Elveda Mukaddes Ay
Eşsiz bir ibadet ayına elveda diyoruz bu gün. İçimizde bir yandan rahmet ayından ayrılmanın hüznü ve burukluğu, diğer yandan yarının bayram oluşunun sevinci ve mutluluğu.
Bu gün şehr-i Ramazana veda günü! Biz ondan memnun kaldık; inşallah günahlarımızla onu incitmemişizdir!
Allah bu ayda bizi de, kusurlarımızla olmakla beraber, makbulü saydığı kulları zümresine ilhak etsin! Âmin.
Elimiz Duadan İnmemeli
Rahmet’ten bayrama bir “arefe” merdivenindeyiz bu gün. Duâların geri çevrilmediği ender zamanlardan birini daha idrak ediyoruz şu dakikalarda, bayram sabahına kadar. Elimiz duâdan inmemeli, kalbimiz tazarrudan dönmemeli bu gün!

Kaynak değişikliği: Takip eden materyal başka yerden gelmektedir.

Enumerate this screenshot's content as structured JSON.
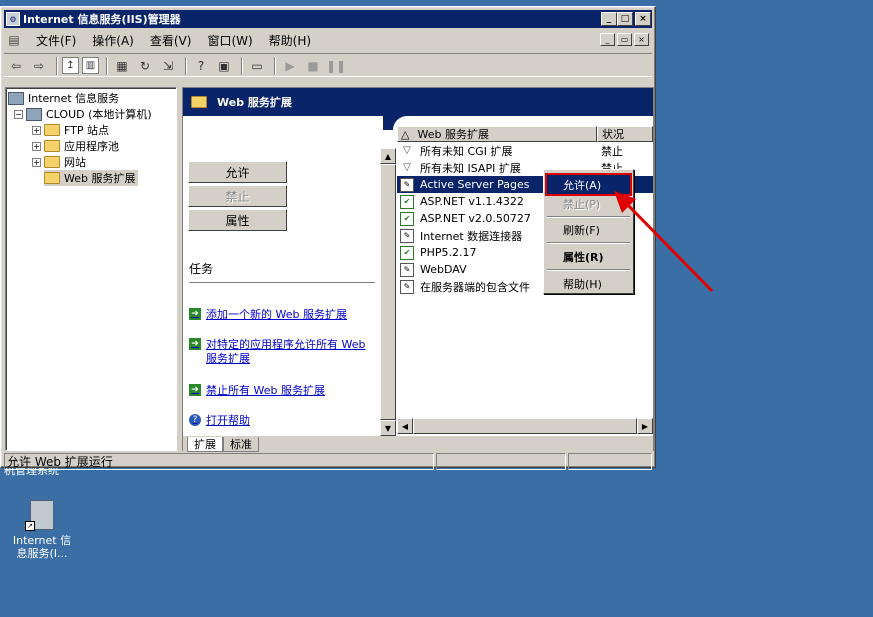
{
  "window": {
    "title": "Internet 信息服务(IIS)管理器",
    "controls": {
      "min": "_",
      "max": "□",
      "close": "×"
    },
    "mdi_controls": {
      "min": "_",
      "restore": "▭",
      "close": "×"
    }
  },
  "menubar": [
    "文件(F)",
    "操作(A)",
    "查看(V)",
    "窗口(W)",
    "帮助(H)"
  ],
  "tree": {
    "root": "Internet 信息服务",
    "computer": "CLOUD (本地计算机)",
    "children": [
      "FTP 站点",
      "应用程序池",
      "网站",
      "Web 服务扩展"
    ]
  },
  "pane": {
    "banner_title": "Web 服务扩展",
    "buttons": {
      "allow": "允许",
      "prohibit": "禁止",
      "properties": "属性"
    },
    "tasks_label": "任务",
    "tasks": [
      "添加一个新的 Web 服务扩展",
      "对特定的应用程序允许所有 Web 服务扩展",
      "禁止所有 Web 服务扩展",
      "打开帮助"
    ],
    "list_headers": {
      "name": "Web 服务扩展",
      "status": "状况"
    },
    "list_rows": [
      {
        "name": "所有未知 CGI 扩展",
        "status": "禁止"
      },
      {
        "name": "所有未知 ISAPI 扩展",
        "status": "禁止"
      },
      {
        "name": "Active Server Pages",
        "status": ""
      },
      {
        "name": "ASP.NET v1.1.4322",
        "status": ""
      },
      {
        "name": "ASP.NET v2.0.50727",
        "status": ""
      },
      {
        "name": "Internet 数据连接器",
        "status": ""
      },
      {
        "name": "PHP5.2.17",
        "status": ""
      },
      {
        "name": "WebDAV",
        "status": ""
      },
      {
        "name": "在服务器端的包含文件",
        "status": ""
      }
    ],
    "tabs": [
      "扩展",
      "标准"
    ]
  },
  "context_menu": {
    "allow": "允许(A)",
    "prohibit": "禁止(P)",
    "refresh": "刷新(F)",
    "properties": "属性(R)",
    "help": "帮助(H)"
  },
  "statusbar": {
    "text": "允许 Web 扩展运行"
  },
  "desktop": {
    "partial_label": "机管理系统",
    "icon_label_line1": "Internet 信",
    "icon_label_line2": "息服务(I..."
  },
  "colors": {
    "titlebar": "#0a246a",
    "desktop": "#3a6ea5",
    "highlight": "#e00000"
  }
}
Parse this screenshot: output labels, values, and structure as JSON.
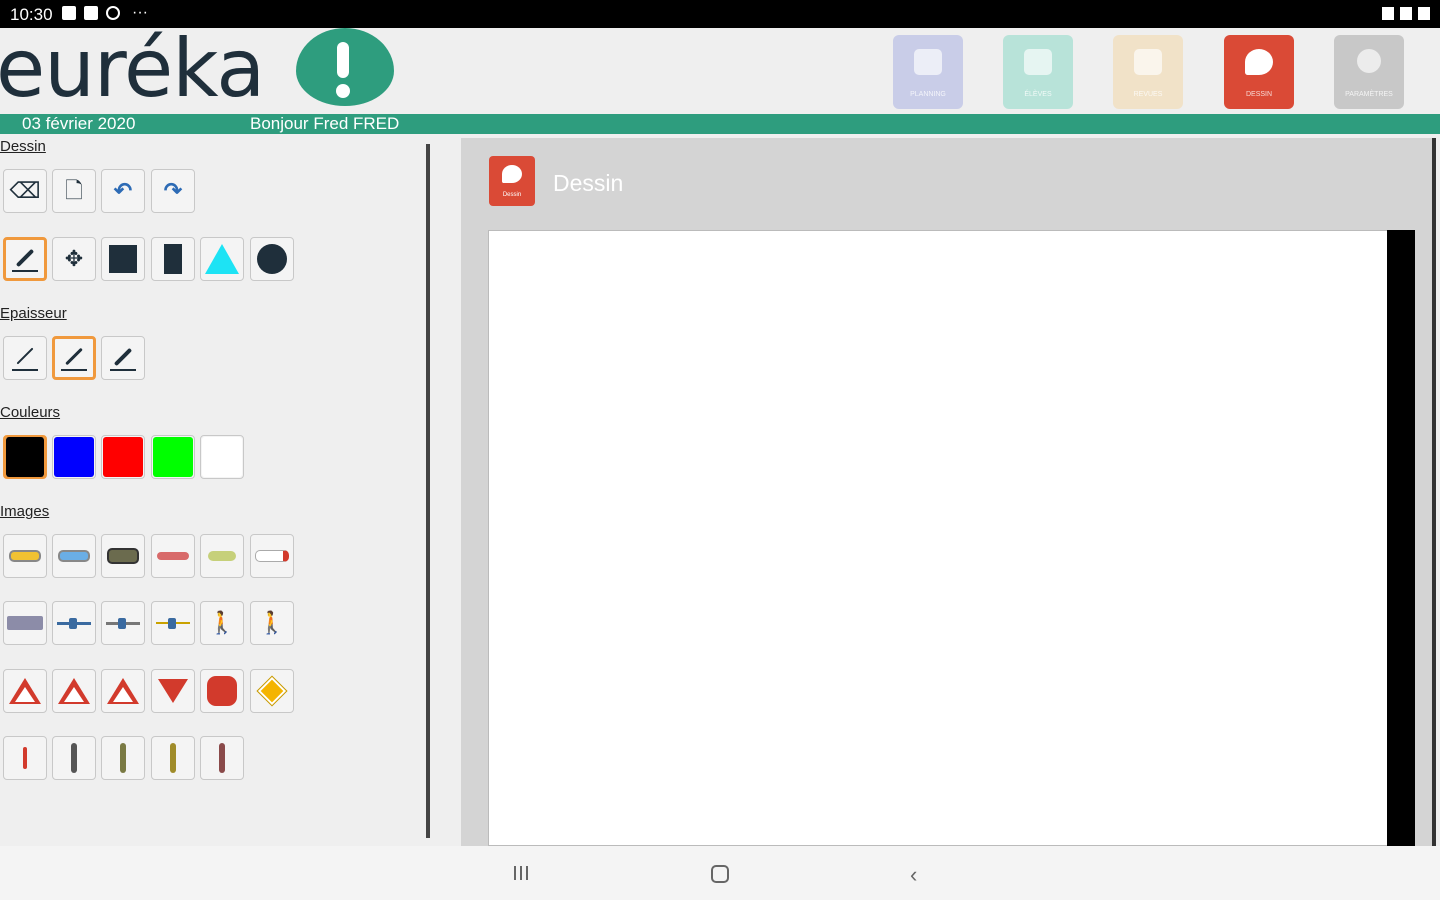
{
  "status_bar": {
    "time": "10:30",
    "more": "···"
  },
  "header": {
    "logo_text": "euréka",
    "nav": [
      {
        "label": "Planning",
        "icon": "calendar-icon"
      },
      {
        "label": "Élèves",
        "icon": "users-icon"
      },
      {
        "label": "Revues",
        "icon": "book-icon"
      },
      {
        "label": "Dessin",
        "icon": "palette-icon"
      },
      {
        "label": "Paramètres",
        "icon": "gear-icon"
      }
    ]
  },
  "info": {
    "date": "03 février 2020",
    "greeting": "Bonjour Fred FRED"
  },
  "tools": {
    "section_dessin": "Dessin",
    "section_epaisseur": "Epaisseur",
    "section_couleurs": "Couleurs",
    "section_images": "Images",
    "colors": [
      "#000000",
      "#0000ff",
      "#ff0000",
      "#00ff00",
      "#ffffff"
    ],
    "selected_color": "#000000",
    "selected_thickness": 2,
    "selected_tool": "pen"
  },
  "panel": {
    "title": "Dessin",
    "icon_label": "Dessin"
  }
}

Ondandır ki Arefe Günleri çokça kabir ziyaretlerine tahsis edilmiş örfümüzde. Bayramı ve bayram öncesi sevinç ve saadetimizi ölenlerimizle paylaşmak için.
Onlar yok olmadılar çünkü. Onlar başka bir âlemde, ebediyete yolculuğun ikinci adımında, dünya sonrası ilk istasyondalar. Bizi de bekliyorlar. Bizden duâ istiyorlar. Dilleri olsa, iletişimimiz olsa onlarla, bize neler söyleyecekler kim bilir? Ne büyük tecrübelerini aktaracaklar bize? Bizim için hayatî önem taşıyan tecrübelerini. Ama ne gam? Bir tecrübe yaşamaya ne gerek var? Bu ebedî yolculuktan ve bu yolculuktaki serüvenlerden elimiz altındaki vahy-i İlâhî bahsediyor bize zaten. Kelâm-ı Ezelî ve Ehâdis-i Nebevî sadece kabir hayatına kadar da değil, ebediyete kadar önümüze dev bir projektör yakmışlar, yolumuzu aydınlatmışlar. Bilmediğimiz, ama namzet olduğumuz, hızla yolculuğunda bulunduğumuz dünyaları haber vermişler bize. İşte o âlemlerin bir bölümünde ölenlerimiz varsa, diğer bölümünde bizler! Bizler de oraya doğru yönelmişiz. Yolculuğumuz sürüyor. O halde biz kabirlerimizin başına varalım, onlarla biraz birlikte olalım, onlara birer Fatiha okuyalım ve tefekkür edelim; yeter.